Some tools that help to partially automate literature reviews based on the ACM digital library.
python ./bibgrep.py
Requires: *.bib files
Features
- creates a merged *.csv file from the *.bib files
- console output of temporal overview (time range of selected bib entries, number of entries per year)
- console output of conference overview (works for ACM DL where "series" takes the form of " ", e.g., "CHI ´19" or "CHI 2019" or "CHI `19 EA") and most common conferences in selected bib entries regardless of year
- calls on doi2pdf.py and textanalysis.py, see below
doi2pdf.py
Features: Creates a pdf directory and scrapes PDFs from the ACM DL based on the selected bib entries' DOIs, with randomized delays for polite scraping (may only work until end of June while the DL is open, or within eduroam).
textanalysis.py
Features: Raw text extraction from PDF, keeping content order despite two-column structure and separating ligatures. (Every now and then - i.e., 1 / 366 in my test) it can't deal with a PDF if it contains super fancy glyphs though ...).
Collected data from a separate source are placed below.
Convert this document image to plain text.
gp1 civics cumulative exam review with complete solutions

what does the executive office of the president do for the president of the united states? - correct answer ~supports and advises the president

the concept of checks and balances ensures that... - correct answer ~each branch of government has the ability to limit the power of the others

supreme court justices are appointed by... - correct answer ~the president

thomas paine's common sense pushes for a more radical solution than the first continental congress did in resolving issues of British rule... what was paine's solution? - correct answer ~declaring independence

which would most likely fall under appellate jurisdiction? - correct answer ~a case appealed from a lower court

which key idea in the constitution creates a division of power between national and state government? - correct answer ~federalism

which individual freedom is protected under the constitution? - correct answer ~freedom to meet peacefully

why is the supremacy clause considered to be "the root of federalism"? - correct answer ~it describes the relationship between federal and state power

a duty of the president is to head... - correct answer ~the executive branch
Called as standalone: goes through all *.txt files in pdfs folder and creates a new *.csv containing all keyword occurrences (nltk concordances) for two keywords.
bibmerge-uniqueify.py
Features: Merges all bib files in the local space and creates a merged CSV file of the bib entries. Then checks for duplicates using a first more conservative measure (by title regardless of capitalization and by year), as databases don't always populate the DOI / ID / URL columns in the same way) and creates a second merged CSV without these duplicates. Also creates another CSV to identify additional potential duplicates for manual checking based on a less conservative measure (here: title regardless of capitalization, but ignoring year).